Technology And Your Health Care
The Barrie & Community Family Health Team has a vision to create a leading edge, quality driven, proactive primary health care community, which focuses on improved access to care, quality of care, patient safety and patient empowerment. This collaborative effort is largely made possible using leading edge enterprise technology, in combination with a Clinical Management System (CMS).
How Does Technology Support Your Healthcare?
Improved access to care is made possible by using computers with a specialized software application called an EMR (Electronic Medical Record). An EMR is a computer program that allows for the transfer of paper charts into an electronic chart on the computer. Your health information can be more effectively managed though use of an EMR.
What Does An EMR Mean For Me As A Patient?

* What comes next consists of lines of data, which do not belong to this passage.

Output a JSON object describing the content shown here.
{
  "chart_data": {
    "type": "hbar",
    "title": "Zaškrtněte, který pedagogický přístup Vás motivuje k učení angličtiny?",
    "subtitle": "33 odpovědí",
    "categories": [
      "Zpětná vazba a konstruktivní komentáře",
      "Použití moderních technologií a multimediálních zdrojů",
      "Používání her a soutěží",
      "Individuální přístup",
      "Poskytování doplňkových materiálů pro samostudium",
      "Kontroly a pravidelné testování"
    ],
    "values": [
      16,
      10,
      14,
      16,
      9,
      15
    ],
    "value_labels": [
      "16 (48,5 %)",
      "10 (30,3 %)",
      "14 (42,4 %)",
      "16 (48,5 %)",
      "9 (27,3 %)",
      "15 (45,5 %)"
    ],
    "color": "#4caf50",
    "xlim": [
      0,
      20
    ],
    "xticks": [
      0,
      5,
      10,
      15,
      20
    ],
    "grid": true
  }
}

The main benefit to using an EMR is access to information. The Barrie & Community Family Health Team is comprised of many specialized health professionals including Physicians, Nurse Practitioners, Diabetes Educators, Dietitians, Pharmacists, Mental Health Counsellors and Respiratory Educators. The EMR is a secure tool that allows these professionals to collaborate and share information regarding your health care.
Ontario Telemedicine Network (OTN) Initiatives
In 2007, the Ontario Telemedicine Network launched a Phase One Telehomecare Program, designed to support the sustainability and growth of telehomecare services to people across Ontario. The OTN Phase One Program used advanced information communication technologies to provide remote care and monitoring to patients living with either Congestive Heart Failure (CHF) or Chronic Obstructive Pulmonary Disease (COPD). This project was funded by Canada Health Infoway and the Ministry of Health and Long-Term Care with the Ontario Telemedicine Network as the Project Manager.

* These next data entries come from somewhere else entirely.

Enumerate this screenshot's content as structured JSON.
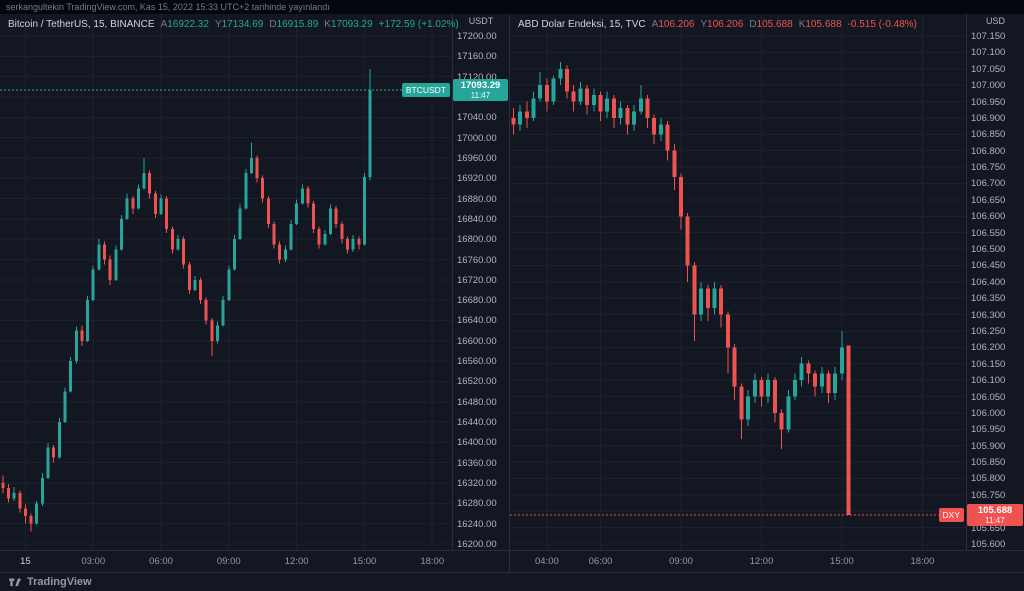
{
  "header": {
    "publish_text": "serkangultekin TradingView.com, Kas 15, 2022 15:33 UTC+2 tarihinde yayınlandı"
  },
  "footer": {
    "logo_text": "TradingView"
  },
  "colors": {
    "up": "#26a69a",
    "down": "#ef5350",
    "background": "#131722",
    "grid": "#1c2130",
    "panel_border": "#2a2e39",
    "text": "#d1d4dc",
    "muted": "#787b86",
    "axis_text": "#b2b5be"
  },
  "chart_data": [
    {
      "type": "candlestick",
      "title": "Bitcoin / TetherUS, 15, BINANCE",
      "interval": "15",
      "axis_unit": "USDT",
      "legend": {
        "direction": "up",
        "items": [
          {
            "k": "A",
            "v": "16922.32"
          },
          {
            "k": "Y",
            "v": "17134.69"
          },
          {
            "k": "D",
            "v": "16915.89"
          },
          {
            "k": "K",
            "v": "17093.29"
          }
        ],
        "change": "+172.59 (+1.02%)"
      },
      "price_flag": {
        "symbol": "BTCUSDT",
        "price": "17093.29",
        "time": "11:47"
      },
      "last_price": 17093.29,
      "y_axis": {
        "min": 16200,
        "max": 17200,
        "step": 40,
        "decimals": 2
      },
      "slots": 80,
      "time_labels": [
        {
          "t": "15",
          "i": 4,
          "day": true
        },
        {
          "t": "03:00",
          "i": 16
        },
        {
          "t": "06:00",
          "i": 28
        },
        {
          "t": "09:00",
          "i": 40
        },
        {
          "t": "12:00",
          "i": 52
        },
        {
          "t": "15:00",
          "i": 64
        },
        {
          "t": "18:00",
          "i": 76
        }
      ],
      "ohlc": [
        [
          16320,
          16335,
          16300,
          16310
        ],
        [
          16310,
          16318,
          16282,
          16290
        ],
        [
          16290,
          16312,
          16285,
          16300
        ],
        [
          16300,
          16305,
          16262,
          16270
        ],
        [
          16270,
          16278,
          16240,
          16255
        ],
        [
          16255,
          16260,
          16225,
          16240
        ],
        [
          16240,
          16285,
          16238,
          16280
        ],
        [
          16280,
          16340,
          16275,
          16330
        ],
        [
          16330,
          16398,
          16328,
          16390
        ],
        [
          16390,
          16395,
          16360,
          16370
        ],
        [
          16370,
          16448,
          16368,
          16440
        ],
        [
          16440,
          16508,
          16438,
          16500
        ],
        [
          16500,
          16568,
          16498,
          16560
        ],
        [
          16560,
          16628,
          16555,
          16620
        ],
        [
          16620,
          16630,
          16590,
          16600
        ],
        [
          16600,
          16688,
          16598,
          16680
        ],
        [
          16680,
          16748,
          16678,
          16740
        ],
        [
          16740,
          16800,
          16738,
          16790
        ],
        [
          16790,
          16795,
          16750,
          16760
        ],
        [
          16760,
          16768,
          16710,
          16720
        ],
        [
          16720,
          16788,
          16718,
          16780
        ],
        [
          16780,
          16848,
          16778,
          16840
        ],
        [
          16840,
          16890,
          16838,
          16880
        ],
        [
          16880,
          16885,
          16850,
          16860
        ],
        [
          16860,
          16908,
          16858,
          16900
        ],
        [
          16900,
          16960,
          16898,
          16930
        ],
        [
          16930,
          16935,
          16880,
          16890
        ],
        [
          16890,
          16895,
          16842,
          16850
        ],
        [
          16850,
          16888,
          16848,
          16880
        ],
        [
          16880,
          16885,
          16812,
          16820
        ],
        [
          16820,
          16825,
          16772,
          16780
        ],
        [
          16780,
          16808,
          16778,
          16800
        ],
        [
          16800,
          16805,
          16742,
          16750
        ],
        [
          16750,
          16755,
          16692,
          16700
        ],
        [
          16700,
          16728,
          16698,
          16720
        ],
        [
          16720,
          16725,
          16672,
          16680
        ],
        [
          16680,
          16685,
          16632,
          16640
        ],
        [
          16640,
          16645,
          16570,
          16600
        ],
        [
          16600,
          16638,
          16595,
          16630
        ],
        [
          16630,
          16688,
          16628,
          16680
        ],
        [
          16680,
          16748,
          16678,
          16740
        ],
        [
          16740,
          16808,
          16738,
          16800
        ],
        [
          16800,
          16868,
          16798,
          16860
        ],
        [
          16860,
          16938,
          16858,
          16930
        ],
        [
          16930,
          16990,
          16928,
          16960
        ],
        [
          16960,
          16965,
          16912,
          16920
        ],
        [
          16920,
          16925,
          16872,
          16880
        ],
        [
          16880,
          16885,
          16822,
          16830
        ],
        [
          16830,
          16835,
          16782,
          16790
        ],
        [
          16790,
          16795,
          16752,
          16760
        ],
        [
          16760,
          16788,
          16755,
          16780
        ],
        [
          16780,
          16838,
          16778,
          16830
        ],
        [
          16830,
          16878,
          16828,
          16870
        ],
        [
          16870,
          16908,
          16868,
          16900
        ],
        [
          16900,
          16905,
          16862,
          16870
        ],
        [
          16870,
          16875,
          16812,
          16820
        ],
        [
          16820,
          16825,
          16782,
          16790
        ],
        [
          16790,
          16818,
          16788,
          16810
        ],
        [
          16810,
          16868,
          16808,
          16860
        ],
        [
          16860,
          16865,
          16822,
          16830
        ],
        [
          16830,
          16835,
          16792,
          16800
        ],
        [
          16800,
          16805,
          16772,
          16780
        ],
        [
          16780,
          16808,
          16775,
          16800
        ],
        [
          16800,
          16805,
          16780,
          16790
        ],
        [
          16790,
          16930,
          16788,
          16922
        ],
        [
          16922.32,
          17134.69,
          16915.89,
          17093.29
        ]
      ]
    },
    {
      "type": "candlestick",
      "title": "ABD Dolar Endeksi, 15, TVC",
      "interval": "15",
      "axis_unit": "USD",
      "legend": {
        "direction": "down",
        "items": [
          {
            "k": "A",
            "v": "106.206"
          },
          {
            "k": "Y",
            "v": "106.206"
          },
          {
            "k": "D",
            "v": "105.688"
          },
          {
            "k": "K",
            "v": "105.688"
          }
        ],
        "change": "-0.515 (-0.48%)"
      },
      "price_flag": {
        "symbol": "DXY",
        "price": "105.688",
        "time": "11:47"
      },
      "last_price": 105.688,
      "y_axis": {
        "min": 105.6,
        "max": 107.15,
        "step": 0.05,
        "decimals": 3
      },
      "slots": 68,
      "time_labels": [
        {
          "t": "04:00",
          "i": 5
        },
        {
          "t": "06:00",
          "i": 13
        },
        {
          "t": "09:00",
          "i": 25
        },
        {
          "t": "12:00",
          "i": 37
        },
        {
          "t": "15:00",
          "i": 49
        },
        {
          "t": "18:00",
          "i": 61
        }
      ],
      "ohlc": [
        [
          106.9,
          106.93,
          106.85,
          106.88
        ],
        [
          106.88,
          106.94,
          106.86,
          106.92
        ],
        [
          106.92,
          106.95,
          106.87,
          106.9
        ],
        [
          106.9,
          106.98,
          106.89,
          106.96
        ],
        [
          106.96,
          107.04,
          106.95,
          107.0
        ],
        [
          107.0,
          107.02,
          106.92,
          106.95
        ],
        [
          106.95,
          107.03,
          106.94,
          107.02
        ],
        [
          107.02,
          107.07,
          107.0,
          107.05
        ],
        [
          107.05,
          107.06,
          106.96,
          106.98
        ],
        [
          106.98,
          107.0,
          106.92,
          106.95
        ],
        [
          106.95,
          107.01,
          106.94,
          106.99
        ],
        [
          106.99,
          107.0,
          106.91,
          106.94
        ],
        [
          106.94,
          106.99,
          106.92,
          106.97
        ],
        [
          106.97,
          106.98,
          106.89,
          106.92
        ],
        [
          106.92,
          106.98,
          106.9,
          106.96
        ],
        [
          106.96,
          106.97,
          106.87,
          106.9
        ],
        [
          106.9,
          106.95,
          106.88,
          106.93
        ],
        [
          106.93,
          106.94,
          106.85,
          106.88
        ],
        [
          106.88,
          106.94,
          106.86,
          106.92
        ],
        [
          106.92,
          107.0,
          106.91,
          106.96
        ],
        [
          106.96,
          106.97,
          106.87,
          106.9
        ],
        [
          106.9,
          106.91,
          106.82,
          106.85
        ],
        [
          106.85,
          106.9,
          106.83,
          106.88
        ],
        [
          106.88,
          106.89,
          106.77,
          106.8
        ],
        [
          106.8,
          106.82,
          106.68,
          106.72
        ],
        [
          106.72,
          106.73,
          106.56,
          106.6
        ],
        [
          106.6,
          106.61,
          106.4,
          106.45
        ],
        [
          106.45,
          106.46,
          106.22,
          106.3
        ],
        [
          106.3,
          106.4,
          106.28,
          106.38
        ],
        [
          106.38,
          106.39,
          106.28,
          106.32
        ],
        [
          106.32,
          106.4,
          106.3,
          106.38
        ],
        [
          106.38,
          106.39,
          106.26,
          106.3
        ],
        [
          106.3,
          106.31,
          106.12,
          106.2
        ],
        [
          106.2,
          106.21,
          106.04,
          106.08
        ],
        [
          106.08,
          106.09,
          105.92,
          105.98
        ],
        [
          105.98,
          106.07,
          105.96,
          106.05
        ],
        [
          106.05,
          106.12,
          106.03,
          106.1
        ],
        [
          106.1,
          106.11,
          106.02,
          106.05
        ],
        [
          106.05,
          106.12,
          106.03,
          106.1
        ],
        [
          106.1,
          106.11,
          105.97,
          106.0
        ],
        [
          106.0,
          106.01,
          105.89,
          105.95
        ],
        [
          105.95,
          106.07,
          105.94,
          106.05
        ],
        [
          106.05,
          106.12,
          106.04,
          106.1
        ],
        [
          106.1,
          106.17,
          106.08,
          106.15
        ],
        [
          106.15,
          106.16,
          106.09,
          106.12
        ],
        [
          106.12,
          106.13,
          106.05,
          106.08
        ],
        [
          106.08,
          106.14,
          106.06,
          106.12
        ],
        [
          106.12,
          106.13,
          106.03,
          106.06
        ],
        [
          106.06,
          106.14,
          106.04,
          106.12
        ],
        [
          106.12,
          106.25,
          106.1,
          106.2
        ],
        [
          106.206,
          106.206,
          105.688,
          105.688
        ]
      ]
    }
  ]
}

In 2008, the Barrie & Community Family Health Team joined this initial Phase One Program, and was able to provide telehomecare service to over 50 patients within the Barrie & Community Family Health Team. This program was a time-limited intervention and focused on providing patients with education regarding their CHF or COPD so that they could better self-manage their chronic condition. Although this phase of the program concluded in June of 2009, it was largely successful across the province with patients self-reporting decreased emergency room and walk-in clinic utilization, avoided hospitalizations through enhanced self-management, and most importantly increased quality of life.
Royal Victoria Hospital Project – Started May 2009
The Collaborative Pharmacy Care Initiative project will be working with some physicians whose patients are admitted to Royal Victoria Hospital in Barrie on the cardiac floor. The project expects to find that patients who see a pharmacist at their doctor’s office soon after they have been discharged from the hospital will:
- Improve medication compliance
- Improve patient’s understanding of their medical conditions
- Solve drug related problems that may cause or have potential for harm
- Increase the Physician’s knowledge of their patients’ current health status and medications from the hospital
- Reduce future avoidable visits to the Family Physician’s office
The Pharmacist spends 45-60 minutes per patient, to review new diagnoses, review new and current medications, and answer patient’s questions. The Pharmacist will also focus on medication reconciliation, ensuring the patient is receiving all of the medications that are intended. The patient is provided with an updated list of their medications at the end of the consultation.
Anticoagulation Project – Started November 2008
Our Pharmacists will be working with some Family Physicians to assist in monitoring patients on Warfarin. Patients will continue to get blood work done as usual and a Pharmacist will call you with your results on behalf of the Family Physician. The Pharmacist will advise patients of any drug adjustments required and when you will be required to go for your next blood work. The Pharmacist will document this information in your chart so that the Family Physician will continue to be aware of your health.
The Barrie & Community Family Health team is aligned with provincial initiatives to improve patient care and delivery of services. We have committed 21 of our clinicians and administrative team members to participate in a 15 month provincial Learning Collaborative (March 2009 – May 2010).
Working together on three improvement teams, our members are learning to apply Ontario’s Chronic Care Model and quality improvement methodology to:
- Improve care for individuals with diabetes
- Improve screening for colorectal cancer
- Improve access and office efficiency
As part of their commitment, our members attend three 2-day Learning Sessions and 1 Final Congress in Toronto with 47 other participating Family Health Teams and Community Health Centres. At these sessions, members learn new approaches to diabetes care, colorectal cancer screening, and improving office efficiencies. Our team members use small tests of change (plan-do-study-act cycles) to make improvements. The three teams measure, report monthly on their progress, and use data to identify successes and make further improvements to their practice.
Team members include: 3 family physicians, 3 office nurses, 2 nurse practitioners, 6 administrative assistants, 2 diabetes educators, 2 pharmacists, 1 dietitian, and 2 Barrie & Community Family Health Team senior leaders.